Researchers have found a way to turn a short video of a room into a 3D digital twin (a virtual copy of a real space). This digital twin lets users open drawers, cabinets, and move objects on a countertop. A digital twin is a detailed model that mimics a real place and can be used for things like making realistic video games or teaching robots to work in specific rooms. The process starts with a simple video, even one taken with a phone, and turns it into an interactive space.
The technology uses artificial intelligence (AI). The researchers combined different AI models to create this digital twin. One model makes the images look nice, while another ensures the room’s measurements are correct. They also added a perception module, a part that figures out which objects can move and how, like how a drawer should slide. Another model fills in the unseen parts, like the inside of a drawer, to make the twin complete.
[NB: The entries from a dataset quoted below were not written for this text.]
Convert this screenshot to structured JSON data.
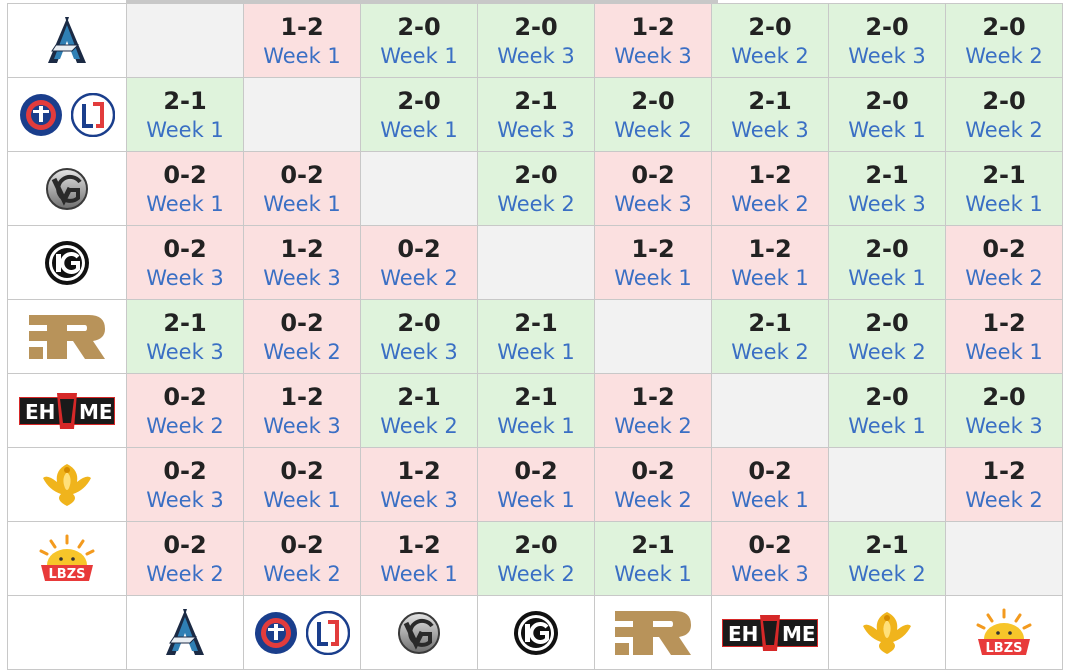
{
  "colors": {
    "win_bg": "#dff3dc",
    "loss_bg": "#fbe0e0",
    "self_bg": "#f2f2f2",
    "week_link": "#3a6fc4",
    "border": "#c8c8c8"
  },
  "teams": [
    {
      "id": "alliance",
      "logo_icon": "alliance-logo-icon"
    },
    {
      "id": "psg-lgd",
      "logo_icon": "psg-lgd-logo-icon"
    },
    {
      "id": "vici-gaming",
      "logo_icon": "vici-gaming-logo-icon"
    },
    {
      "id": "invictus-gaming",
      "logo_icon": "invictus-gaming-logo-icon"
    },
    {
      "id": "royal-never-give-up",
      "logo_icon": "rng-logo-icon"
    },
    {
      "id": "ehome",
      "logo_icon": "ehome-logo-icon"
    },
    {
      "id": "phoenix",
      "logo_icon": "phoenix-logo-icon"
    },
    {
      "id": "lbzs",
      "logo_icon": "lbzs-logo-icon"
    }
  ],
  "rows": [
    {
      "cells": [
        null,
        {
          "score": "1-2",
          "week": "Week 1"
        },
        {
          "score": "2-0",
          "week": "Week 1"
        },
        {
          "score": "2-0",
          "week": "Week 3"
        },
        {
          "score": "1-2",
          "week": "Week 3"
        },
        {
          "score": "2-0",
          "week": "Week 2"
        },
        {
          "score": "2-0",
          "week": "Week 3"
        },
        {
          "score": "2-0",
          "week": "Week 2"
        }
      ]
    },
    {
      "cells": [
        {
          "score": "2-1",
          "week": "Week 1"
        },
        null,
        {
          "score": "2-0",
          "week": "Week 1"
        },
        {
          "score": "2-1",
          "week": "Week 3"
        },
        {
          "score": "2-0",
          "week": "Week 2"
        },
        {
          "score": "2-1",
          "week": "Week 3"
        },
        {
          "score": "2-0",
          "week": "Week 1"
        },
        {
          "score": "2-0",
          "week": "Week 2"
        }
      ]
    },
    {
      "cells": [
        {
          "score": "0-2",
          "week": "Week 1"
        },
        {
          "score": "0-2",
          "week": "Week 1"
        },
        null,
        {
          "score": "2-0",
          "week": "Week 2"
        },
        {
          "score": "0-2",
          "week": "Week 3"
        },
        {
          "score": "1-2",
          "week": "Week 2"
        },
        {
          "score": "2-1",
          "week": "Week 3"
        },
        {
          "score": "2-1",
          "week": "Week 1"
        }
      ]
    },
    {
      "cells": [
        {
          "score": "0-2",
          "week": "Week 3"
        },
        {
          "score": "1-2",
          "week": "Week 3"
        },
        {
          "score": "0-2",
          "week": "Week 2"
        },
        null,
        {
          "score": "1-2",
          "week": "Week 1"
        },
        {
          "score": "1-2",
          "week": "Week 1"
        },
        {
          "score": "2-0",
          "week": "Week 1"
        },
        {
          "score": "0-2",
          "week": "Week 2"
        }
      ]
    },
    {
      "cells": [
        {
          "score": "2-1",
          "week": "Week 3"
        },
        {
          "score": "0-2",
          "week": "Week 2"
        },
        {
          "score": "2-0",
          "week": "Week 3"
        },
        {
          "score": "2-1",
          "week": "Week 1"
        },
        null,
        {
          "score": "2-1",
          "week": "Week 2"
        },
        {
          "score": "2-0",
          "week": "Week 2"
        },
        {
          "score": "1-2",
          "week": "Week 1"
        }
      ]
    },
    {
      "cells": [
        {
          "score": "0-2",
          "week": "Week 2"
        },
        {
          "score": "1-2",
          "week": "Week 3"
        },
        {
          "score": "2-1",
          "week": "Week 2"
        },
        {
          "score": "2-1",
          "week": "Week 1"
        },
        {
          "score": "1-2",
          "week": "Week 2"
        },
        null,
        {
          "score": "2-0",
          "week": "Week 1"
        },
        {
          "score": "2-0",
          "week": "Week 3"
        }
      ]
    },
    {
      "cells": [
        {
          "score": "0-2",
          "week": "Week 3"
        },
        {
          "score": "0-2",
          "week": "Week 1"
        },
        {
          "score": "1-2",
          "week": "Week 3"
        },
        {
          "score": "0-2",
          "week": "Week 1"
        },
        {
          "score": "0-2",
          "week": "Week 2"
        },
        {
          "score": "0-2",
          "week": "Week 1"
        },
        null,
        {
          "score": "1-2",
          "week": "Week 2"
        }
      ]
    },
    {
      "cells": [
        {
          "score": "0-2",
          "week": "Week 2"
        },
        {
          "score": "0-2",
          "week": "Week 2"
        },
        {
          "score": "1-2",
          "week": "Week 1"
        },
        {
          "score": "2-0",
          "week": "Week 2"
        },
        {
          "score": "2-1",
          "week": "Week 1"
        },
        {
          "score": "0-2",
          "week": "Week 3"
        },
        {
          "score": "2-1",
          "week": "Week 2"
        },
        null
      ]
    }
  ]
}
Uses in games and robot training
This digital twin works with game engines, the software used to build video games. Researchers showed this by making a game where players knock over kitchen items like a kettle with balls. The twin can also train robots through a process called real-to-sim-to-real transfer, where a robot learns in the virtual space and then applies it in the real world. For example, a robotic arm was trained on a kitchen twin and successfully put objects in a drawer.
The researchers see this as a way to train robots cheaply and safely by uploading a home video to prepare them before delivery. Right now, it works with hard objects like a kettle, but plans include adding soft or breakable items like cloth or windows. The goal is to expand beyond single rooms to entire buildings or outdoor areas, which could help design cities or improve farming.
Support for this work came from companies like Intel and Meta, as well as government groups. The researchers aim to eventually create more and more digital twins of many types of space, opening up many future possibilities.
This research has been presented at a conference on computer vision and pattern recognition.